By blocking your thank you pages, you can make sure only qualified leads are seeing them.

So let’s say your thank you page is found at https://yoursite.com/thank-you/. In your robots.txt file, blocking that page would look like this:

Since there are no universal rules for which pages to disallow, your robots.txt file will be unique to your site. Use your judgment here.

There are two other directives you should know: noindex and nofollow.

You know that disallow directive we’ve been using? It doesn’t actually prevent the page from being indexed.

So theoretically, you could disallow a page, but it could still end up in the index.

Generally, you don’t want that.

That’s why you need the noindex directive. It works with the disallow directive to make sure bots don’t visit or index certain pages.

If you have any pages that you don’t want indexed (like those precious thank you pages), you can use both disallow and noindex directive:

Now, that page won’t show up in the SERPs.
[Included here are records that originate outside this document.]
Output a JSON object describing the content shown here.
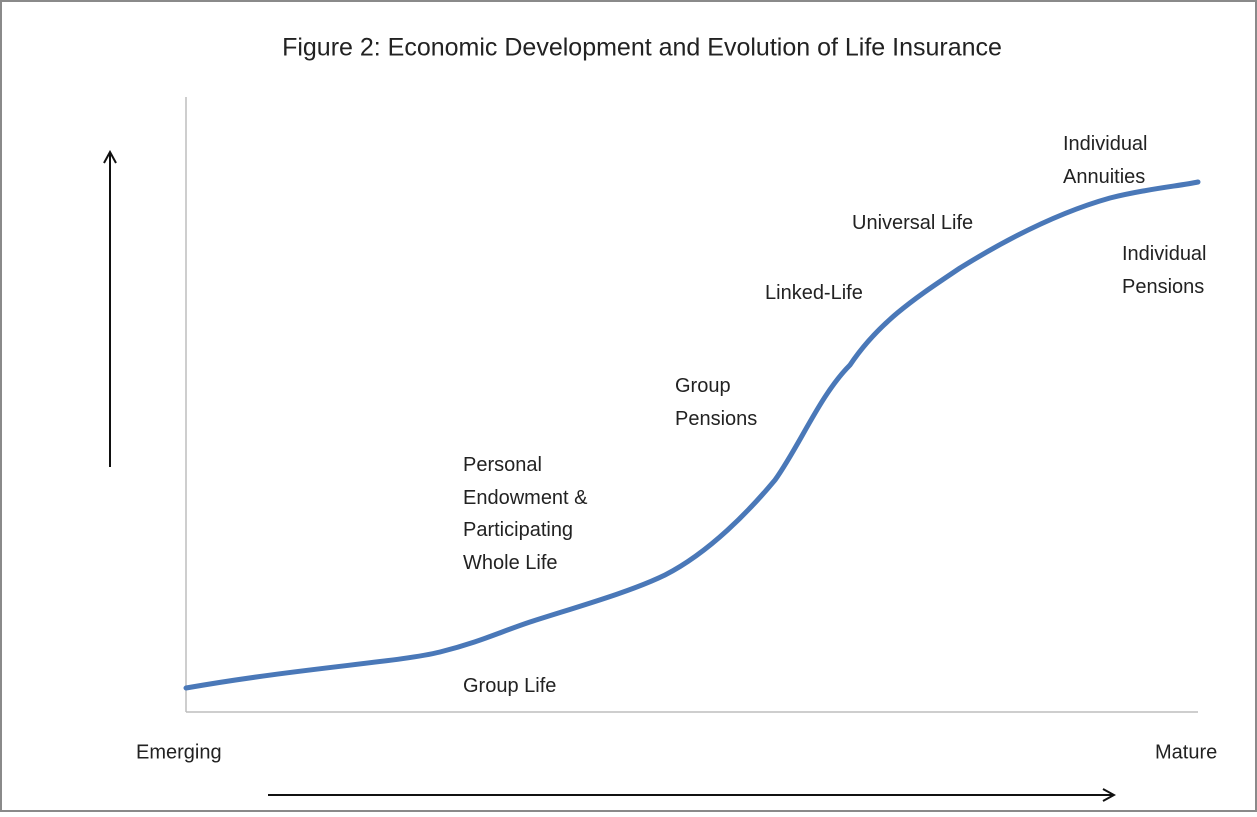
{
  "title": "Figure 2: Economic Development and Evolution of Life Insurance",
  "labels": [
    [
      "Individual",
      "Annuities"
    ],
    [
      "Universal Life"
    ],
    [
      "Individual",
      "Pensions"
    ],
    [
      "Linked-Life"
    ],
    [
      "Group",
      "Pensions"
    ],
    [
      "Personal",
      "Endowment &",
      "Participating",
      "Whole Life"
    ],
    [
      "Group Life"
    ]
  ],
  "x_axis": {
    "start": "Emerging",
    "end": "Mature"
  }
}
Finally, there’s the nofollow directive. This is actually the same as a nofollow link. In short, it tells web robots to not crawl the links on a page.

But the nofollow directive is going to be implemented a little bit differently because it’s actually not part of the robots.txt file.

However, the nofollow directive is still instructing web robots, so it’s the same concept. The only difference is where it takes place.

Find the source code of the page you want to change, and make sure you’re in between the <head> tags.

Then paste this line:

<meta name=”robots” content=”nofollow”>

So it should look like this:

Make sure you’re not putting this line between any other tags––just the <head> tags.

This is another good option for thank you pages since web robots won’t crawl links to any lead magnets or other exclusive content.

If you want to add both noindex and nofollow directives, use this line of code:

<meta name=”robots” content=”noindex,nofollow”>

This will give web robots both directives at once.

Testing everything out

Finally, test your robots.txt file to make sure everything’s valid and operating the right way.

Google provides a free robots.txt tester as part of the Webmaster tools.

First, sign in to your Webmasters account by clicking “Sign In” on the top right corner.

Url Optimizationcreate The Perfect Url For Seo Service

Select your property (i.e., website) and click on “Crawl” in the left-hand sidebar.

You’ll see “robots.txt Tester.” Click on that.

If there’s any code in the box already, delete it and replace it with your new robots.txt file.

Click “Test” on the lower right part of the screen.

Url Optimizationcreate The Perfect Url For Seo Tool

If the “Test” text changes to “Allowed,” that means your robots.txt is valid.

Here’s some more information about the tool so you can learn what everything means in detail.

Finally, upload your robots.txt to your root directory (or save it there if you already had one). You’re now armed with a powerful file, and you should see an increase in your search visibility.

Conclusion

I always love sharing little-known SEO “hacks” that can give you a real advantage in more ways than one.

By setting up your robots.txt file the right way, you’re not just enhancing your own SEO. You’re also helping out your visitors.

Url Optimizationcreate The Perfect Url For Seo Free

If search engine bots can spend their crawl budgets wisely, they’ll organize and display your content in the SERPs in the best way, which means you’ll be more visible.

Url Optimizationcreate The Perfect Url For Seo Tools

It also doesn’t take a lot of effort to set up your robots.txt file. It’s mostly a one-time setup, and you can make little changes as needed.

Whether you’re starting your first or fifth site, using robots.txt can make a significant difference. I recommend giving it a spin if you haven’t done it before.

What’s your experience creating robots.txt files?